27 dic 2009

FACCETTA NERA



Ieri c'è stata una simpatica "discussione" con alcuni amici di Facebook intorno alla canzone "Faccetta Nera", tra quelli che ci chiamano "nostalgici", anche se, per la nostra età non potremmo esserlo, e quelli che, come me, cerchiamo di essere un poco più obbiettivi sul tanto detestato periodo della nostra storia patria.
In questo post, senza assolutamente discutere il fondo del problema (si stava meglio quando si stava peggio?), mi piacerebbe affrontare, con l'oggettività che cerco sempre di mantenere, il tema dell'avventura africana del 1936, quella appunto di "Faccetta Nera", sopratutto dal punto di vista di una comparazione tra il "colonialismo" italiano e quello anglo-francese.
Lo spirito con cui si affrontò la conquista di Etiopia è chiaramente espresso dal ritornello della canzone:
"Faccetta nera, bell'abissina,
ti porteremo a Roma liberata
dal sole nostro tu sarai baciata
sarai camicia nera pure tu!"
E, durante l'occupazione italiana, vengono costruite strade, scuole e ospedali. E quando Heilè Selassiè riprende il potere, chiama a architetti italiani per costruire il suo palazzo in Addis Abeba.
E questo era già avvenuto in Libia: quando io viaggiavo per quei paraggi, era una soddisfazione poter parlare in italiano con i vecchi, che erano stati alla scuola italiana!
Ma l'aspetto che voglio sottolineare è un altro: i rapporti umani tra colonizzatori italiani e colonizzati, siano libici o eritrei, sono sempre stati questi, umani, da pari a pari. E che questo continui così ho potuto costatarlo personalmente, appunto in Libia, dove, per ragioni di lavoro, ho dovuto passare lunghi periodi di tempo nei campi petroliferi, tra cui quelli dell'italiana AGIP. E lì appunto ho potuto toccare con mano la differenza delle relazioni tra gli operai e tecnici locali ed italiani rispetto a quelle che si avevano negli altri campi.

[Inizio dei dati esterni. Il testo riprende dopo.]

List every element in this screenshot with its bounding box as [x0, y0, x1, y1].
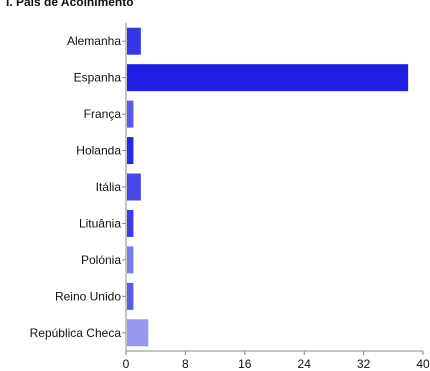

Un dettaglio in più per capire l'atteggiamento dell'italiano "medio" rispetto ai nativi: quando vivevamo in Sud Africa (quella bianca dell'apartheid, per intenderci), avevamo, come tutti gli "espatriati", una servetta negra che, come dettato dalle leggi razziali, viveva nella sua casetta nel giardino della nostra casa, e che non siamo mai riusciti a convincere perché mangiasse con noi alla nostra tavola. Bene, davanti alla porta del giardino di casa nostra, c'era sempre una piccola fila di ragazze negre in cerca di lavoro, cosa che non avveniva nelle case dei vicini. Poi ci spiegarono (i nostri vicini boeri) che era perché eravamo italiani: gli italiani erano i "datori di lavoro" più ricercati dalle ragazze locali! Perché sarà?